By Todd Shriber & Tom Lydon
Political conflict in Ukraine has claimed nearly 80 lives, while fighting between police and anti-government protesters is also punishing the country's sovereign debt.
Ukraine bonds did rally Friday with short-term bonds due in June jumping to 96 cents on the dollar from just over 93 cents on Thursday. However, considerable damage has been done as Standard & Poor's slashed its rating on Ukraine to CCC from CCC+ with a negative outlook. Bloomberg reported citing a statement by S&P:
"We now believe it is likely that Ukraine will default in the absence of significantly favourable changes in circumstances, which we do not anticipate."
The ratings agency added political tensions in Ukraine put;
"the government's capability to meet debt service at increasing risk, and raises uncertainty regarding the continued provision of Russian financial support over the course of 2014."
Ukraine's currency, the hryvnia, is off 10% year-to-date, worsening the country's current account deficit at a time when some investors are concerned with Ukraine's dwindling foreign currency reserves.
The Ukraine crisis and the Russian central bank's reluctance to defend the ruble to the satisfaction of international investors has also plagued Russian assets. Although it is up more than 4% this month, the Market Vectors Russia ETF (NYSEARCA:RSX) lost 3.1% from Feb. 14 through Feb. 20.
Some emerging market bond ETFs featuring decent-sized combined allocations to Russian and Ukraine have held up as well as could be expected. Not including Friday's gains, the iShares Emerging Markets High Yield Bond ETF (BATS:EMHY) is up nearly 2% this month.
That is no small feat, considering EMHY's combined 8.3% weight to Russian and Ukraine debt. EMHY also features a 3.8% weight to Hungarian bonds, notable because Hungarian assets have also been pressured by crisis in Ukraine.
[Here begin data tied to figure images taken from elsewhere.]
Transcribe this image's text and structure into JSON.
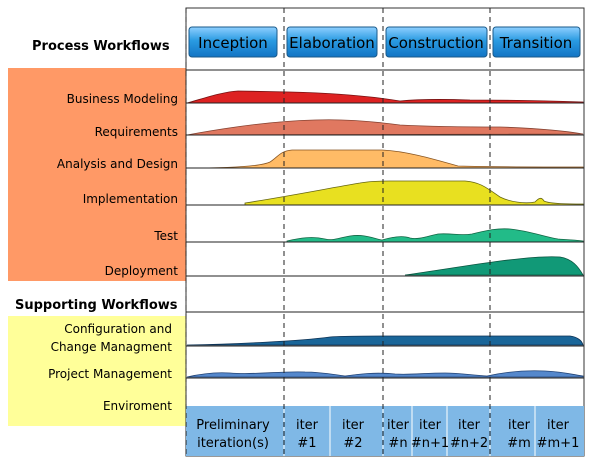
{
  "process_workflows": {
    "title": "Process Workflows",
    "disciplines": [
      {
        "label": "Business Modeling"
      },
      {
        "label": "Requirements"
      },
      {
        "label": "Analysis and Design"
      },
      {
        "label": "Implementation"
      },
      {
        "label": "Test"
      },
      {
        "label": "Deployment"
      }
    ]
  },
  "supporting_workflows": {
    "title": "Supporting Workflows",
    "disciplines": [
      {
        "label": [
          "Configuration and",
          "Change Managment"
        ]
      },
      {
        "label": "Project Management"
      },
      {
        "label": "Enviroment"
      }
    ]
  },
  "phases": [
    "Inception",
    "Elaboration",
    "Construction",
    "Transition"
  ],
  "iterations": [
    [
      "Preliminary",
      "iteration(s)"
    ],
    [
      "iter",
      "#1"
    ],
    [
      "iter",
      "#2"
    ],
    [
      "iter",
      "#n"
    ],
    [
      "iter",
      "#n+1"
    ],
    [
      "iter",
      "#n+2"
    ],
    [
      "iter",
      "#m"
    ],
    [
      "iter",
      "#m+1"
    ]
  ],
  "colors": {
    "process_band": "#ff9966",
    "supporting_band": "#ffff99",
    "phase_button": "#2a9be2",
    "iteration_bar": "#7fb8e6",
    "business_modeling": "#dd2222",
    "requirements": "#e07860",
    "analysis_design": "#ffbb66",
    "implementation": "#e8e020",
    "test": "#22bb88",
    "deployment": "#119977",
    "configuration": "#1a6699",
    "project_management": "#5588cc"
  }
}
The $180 million EMHY has a 30-day SEC yield of 7.1% and an effective duration of 5.47 years.
The Vanguard Emerging Markets Government Bond ETF (NASDAQ:VWOB) is up nearly 1% this month, arguably impressive considering the ETF's 13.7% weight to Russia and combined 3.4% allocation to Hungary and Ukraine. The average duration on VWOB's 543 holdings is 6.2 years with a yield to maturity of 5.3%. VWOB was one of the most successful ETFs launched in 2013, racing to almost $200 million assets under management as of the end of January.
The Powershares Global Short Term High Yield Bond Portfolio (NYSEARCA:PGHY) is off 0.4% this month, in part due to a combined 13.2% weight to Russia and Ukraine. However, that is well below the 21.4% the two countries combined for in the ETF in September 2013.
PGHY's low effective duration of 1.59 years helps the fund cope in a rising rate environment. Duration is a measure of a fund's sensitivity to interest rate changes, and high durations will have a greater negative impact on an ETF's performance as interest rates rise.
Disclosure: I have no positions in any stocks mentioned, and no plans to initiate any positions within the next 72 hours. I wrote this article myself, and it expresses my own opinions. I am not receiving compensation for it. I have no business relationship with any company whose stock is mentioned in this article.